Les autres sacs à dos
Les premières évaluations des élèves, des familles et des enseignants ont été positives. De manière générale, le climat de coexistence s'est amélioré. Ils ne disposent toujours pas d’indicateur de l’effet sur les résultats scolaires. Ils l'auront. Pour l'instant, Mariezcurrena fixe des priorités : « Des réussites académiques ? L’important est de les aider à se sentir bien dans leur peau. Parfois, vous voyez un quatre à un examen et vous dites : il n'a pas étudié. Mais avez-vous vu le sac à dos derrière lui ? Pas celui avec les livres, l'autre.

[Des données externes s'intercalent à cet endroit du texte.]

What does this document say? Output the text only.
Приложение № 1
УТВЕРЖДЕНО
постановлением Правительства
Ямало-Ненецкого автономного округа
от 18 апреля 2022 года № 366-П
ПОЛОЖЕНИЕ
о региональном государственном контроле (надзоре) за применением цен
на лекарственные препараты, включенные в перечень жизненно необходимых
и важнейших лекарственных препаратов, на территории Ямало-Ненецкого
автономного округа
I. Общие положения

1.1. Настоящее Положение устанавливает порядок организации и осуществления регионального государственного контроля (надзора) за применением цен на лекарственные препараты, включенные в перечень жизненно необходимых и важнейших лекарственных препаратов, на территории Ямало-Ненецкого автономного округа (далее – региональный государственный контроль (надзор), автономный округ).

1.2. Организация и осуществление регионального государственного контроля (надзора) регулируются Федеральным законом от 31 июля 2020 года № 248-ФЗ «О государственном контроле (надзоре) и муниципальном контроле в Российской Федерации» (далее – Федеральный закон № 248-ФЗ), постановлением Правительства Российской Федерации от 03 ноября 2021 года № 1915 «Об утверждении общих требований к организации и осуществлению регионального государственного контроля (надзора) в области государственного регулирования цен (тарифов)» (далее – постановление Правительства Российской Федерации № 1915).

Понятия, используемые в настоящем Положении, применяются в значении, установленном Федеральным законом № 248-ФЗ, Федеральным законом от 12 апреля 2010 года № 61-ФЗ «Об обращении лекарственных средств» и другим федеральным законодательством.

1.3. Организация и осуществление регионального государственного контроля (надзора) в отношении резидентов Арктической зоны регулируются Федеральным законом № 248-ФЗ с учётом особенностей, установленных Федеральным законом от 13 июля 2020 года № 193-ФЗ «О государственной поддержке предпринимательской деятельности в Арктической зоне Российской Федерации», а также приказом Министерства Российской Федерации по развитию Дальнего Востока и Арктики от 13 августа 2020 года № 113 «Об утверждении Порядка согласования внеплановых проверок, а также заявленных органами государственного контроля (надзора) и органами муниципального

Certains rentrent à la maison et ont des dilemmes… et vous exigez qu’ils réussissent la biologie avec un sept. » « Ou qu'ils ne quittent pas l'école en troisième année », ajoute Álvarez. Ils essaient d'aider le reste des enseignants à comprendre, sans entrer dans les détails, explique González. « Parfois, ils nous disent qu'ils n'ont pas étudié et il faut répondre qu'à ce moment-là, juste parce qu'ils sont en classe, c'est déjà beaucoup. » Le programme est accessible pour différentes raisons, mais la majorité provient de familles vulnérables.
Le programme dispose de ressources pour cette année, mais on ne sait pas ce qui se passera dans le futur. De l'institut, ils espèrent que l'Exécutif élaborera un plan-cadre de santé mentale qui inclura les centres éducatifs. Pour l’instant, ils ont le programme Laguntza. « Il couvre tout ce qui a à voir avec la coexistence, avec le bien-être des étudiants, pour éviter le harcèlement », explique Alicia Ruiz, directrice du service Inclusion, Égalité et Coexistence du Gouvernement de Navarre. Il précise qu'il existe déjà un groupe de travail interministériel entre la Santé, l'Éducation et les Droits sociaux pour aborder ce plan de santé mentale et que, entre cette année scolaire et la suivante, ils réaliseront une enquête dans les centres éducatifs pour vérifier l'état de bien-être émotionnel. -l'être des étudiants. Ce sera le point de départ pour développer des politiques publiques plus concrètes. Ils y sont parce que, reconnaît-il, depuis la pandémie de Covid, ils ont constaté une détérioration de la santé mentale des jeunes qui est étroitement liée, prévient-il, à l’utilisation des écrans et à l’isolement de plus en plus fréquent des plus jeunes.